Looking to cut down on fat and calories? Cooking food in a packet is one of the best ways to keep the flavor locked in, and cleanup couldn't be easier.


  • 1 Tablespoon extra-virgin olive oil
  • 2 Cups chopped Swiss chard or kale
  • 1 Cup julienned baby carrots
  • 1 celery stalk, thinly sliced
  • 4 Tablespoons finely chopped scallions, divided
  • 1 orange, juice and zest of
  • Salt and pepper, to taste
  • 2 (12 ounce) packages frozen sole fillets, thawed and patted dry
  • 8 thin slices of lemon


Preheat oven to 450 degrees. Heat oil in a large sauté pan and cook chard, carrots, celery, and half of scallions until soft, about 8 minutes. Let cool slightly, then toss with orange juice and zest. Season to taste with salt and pepper and set aside.
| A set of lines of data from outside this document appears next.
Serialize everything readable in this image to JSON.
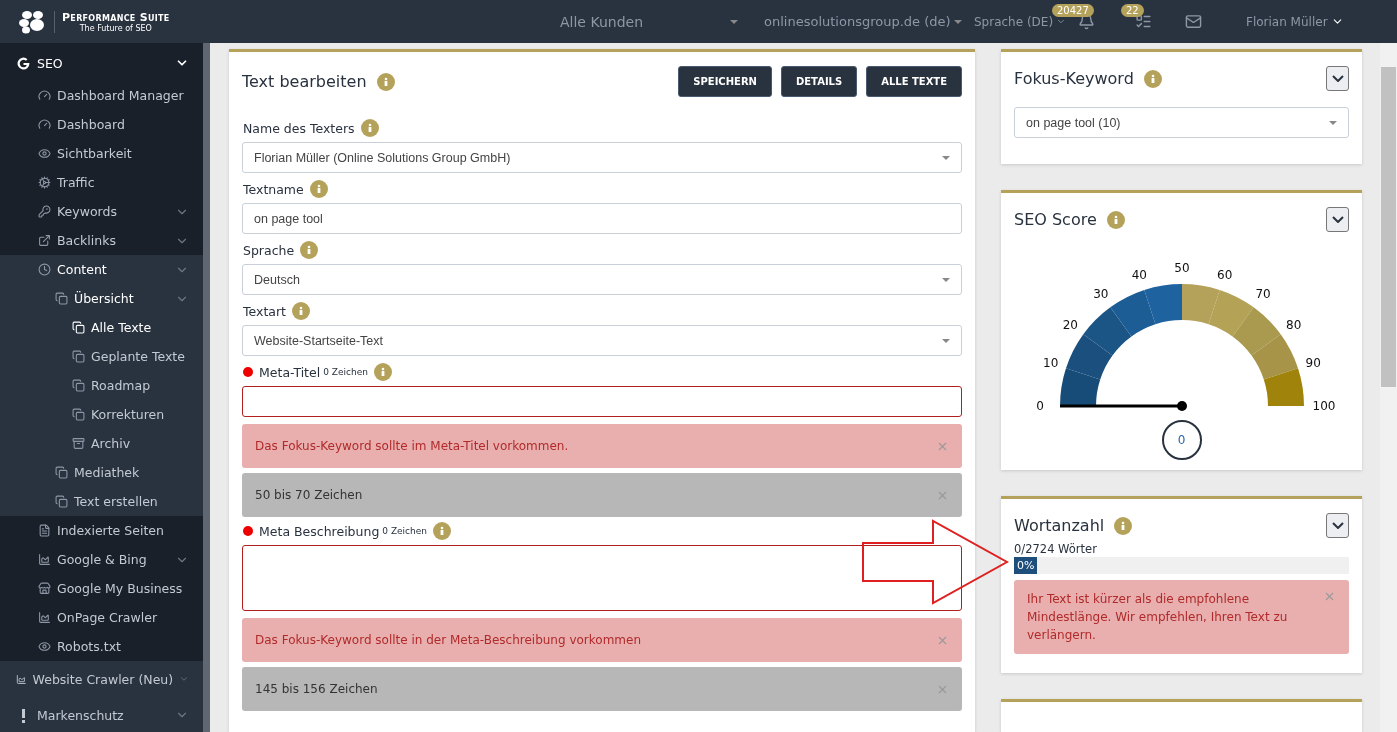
{
  "topbar": {
    "brand": "Performance Suite",
    "tagline": "The Future of SEO",
    "customer": "Alle Kunden",
    "domain": "onlinesolutionsgroup.de (de)",
    "language": "Sprache (DE)",
    "notifications": "20427",
    "tasks": "22",
    "user": "Florian Müller"
  },
  "sidebar": {
    "items": [
      {
        "label": "SEO",
        "expanded": true,
        "selected": false,
        "children": [
          {
            "label": "Dashboard Manager",
            "selected": false
          },
          {
            "label": "Dashboard",
            "selected": false
          },
          {
            "label": "Sichtbarkeit",
            "selected": false
          },
          {
            "label": "Traffic",
            "selected": false
          },
          {
            "label": "Keywords",
            "expanded": false,
            "selected": false
          },
          {
            "label": "Backlinks",
            "expanded": false,
            "selected": false
          },
          {
            "label": "Content",
            "expanded": true,
            "selected": false,
            "children": [
              {
                "label": "Übersicht",
                "expanded": true,
                "selected": false,
                "children": [
                  {
                    "label": "Alle Texte",
                    "selected": true
                  },
                  {
                    "label": "Geplante Texte",
                    "selected": false
                  },
                  {
                    "label": "Roadmap",
                    "selected": false
                  },
                  {
                    "label": "Korrekturen",
                    "selected": false
                  },
                  {
                    "label": "Archiv",
                    "selected": false
                  }
                ]
              },
              {
                "label": "Mediathek",
                "selected": false
              },
              {
                "label": "Text erstellen",
                "selected": false
              }
            ]
          },
          {
            "label": "Indexierte Seiten",
            "selected": false
          },
          {
            "label": "Google & Bing",
            "expanded": false,
            "selected": false
          },
          {
            "label": "Google My Business",
            "selected": false
          },
          {
            "label": "OnPage Crawler",
            "selected": false
          },
          {
            "label": "Robots.txt",
            "selected": false
          }
        ]
      },
      {
        "label": "Website Crawler (Neu)",
        "expanded": false,
        "selected": false
      },
      {
        "label": "Markenschutz",
        "expanded": false,
        "selected": false
      }
    ]
  },
  "editor": {
    "title": "Text bearbeiten",
    "buttons": [
      "SPEICHERN",
      "DETAILS",
      "ALLE TEXTE"
    ],
    "fields": [
      {
        "kind": "select",
        "label": "Name des Texters",
        "value": "Florian Müller (Online Solutions Group GmbH)"
      },
      {
        "kind": "input",
        "label": "Textname",
        "value": "on page tool"
      },
      {
        "kind": "select",
        "label": "Sprache",
        "value": "Deutsch"
      },
      {
        "kind": "select",
        "label": "Textart",
        "value": "Website-Startseite-Text"
      },
      {
        "kind": "input",
        "label": "Meta-Titel",
        "counter": "0 Zeichen",
        "invalid": true,
        "alerts": [
          {
            "kind": "danger",
            "text": "Das Fokus-Keyword sollte im Meta-Titel vorkommen."
          },
          {
            "kind": "info",
            "text": "50 bis 70 Zeichen"
          }
        ]
      },
      {
        "kind": "textarea",
        "label": "Meta Beschreibung",
        "counter": "0 Zeichen",
        "invalid": true,
        "alerts": [
          {
            "kind": "danger",
            "text": "Das Fokus-Keyword sollte in der Meta-Beschreibung vorkommen"
          },
          {
            "kind": "info",
            "text": "145 bis 156 Zeichen"
          }
        ]
      }
    ]
  },
  "focus_keyword": {
    "title": "Fokus-Keyword",
    "value": "on page tool (10)"
  },
  "seo_score": {
    "title": "SEO Score",
    "ticks": [
      "0",
      "10",
      "20",
      "30",
      "40",
      "50",
      "60",
      "70",
      "80",
      "90",
      "100"
    ],
    "value": "0"
  },
  "word_count": {
    "title": "Wortanzahl",
    "reading": "0/2724 Wörter",
    "level": 0,
    "percent": "0%",
    "alert": "Ihr Text ist kürzer als die empfohlene Mindestlänge. Wir empfehlen, Ihren Text zu verlängern."
  }
}
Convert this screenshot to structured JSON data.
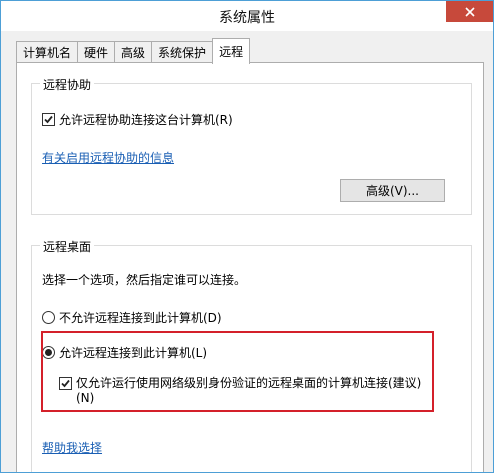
{
  "window": {
    "title": "系统属性"
  },
  "tabs": [
    {
      "label": "计算机名"
    },
    {
      "label": "硬件"
    },
    {
      "label": "高级"
    },
    {
      "label": "系统保护"
    },
    {
      "label": "远程",
      "active": true
    }
  ],
  "remote_assistance": {
    "title": "远程协助",
    "allow_label": "允许远程协助连接这台计算机(R)",
    "allow_checked": true,
    "info_link": "有关启用远程协助的信息",
    "advanced_button": "高级(V)..."
  },
  "remote_desktop": {
    "title": "远程桌面",
    "instruction": "选择一个选项，然后指定谁可以连接。",
    "option_deny": "不允许远程连接到此计算机(D)",
    "option_allow": "允许远程连接到此计算机(L)",
    "selected": "allow",
    "nla_label_line1": "仅允许运行使用网络级别身份验证的远程桌面的计算机连接(建议)",
    "nla_label_line2": "(N)",
    "nla_checked": true,
    "help_link": "帮助我选择"
  },
  "colors": {
    "highlight": "#d4202a",
    "link": "#1a5fb4",
    "close_button": "#c7493b"
  }
}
Cut a 2-foot length of parchment paper (or foil) and place on a sheet pan. Spoon about 2 tablespoons vegetable mixture onto each fish fillet. Gently roll each fillet and secure with toothpicks. Arrange fillets on 1/2 of the paper. Sprinkle with pepper, top with lemon slices and any remaining sauce. Fold paper in half and crimp edges until well sealed. Bake 12 to 18 minutes until fish is opaque. Remove rolls and sprinkle with remaining scallions. Remove toothpicks. Serve.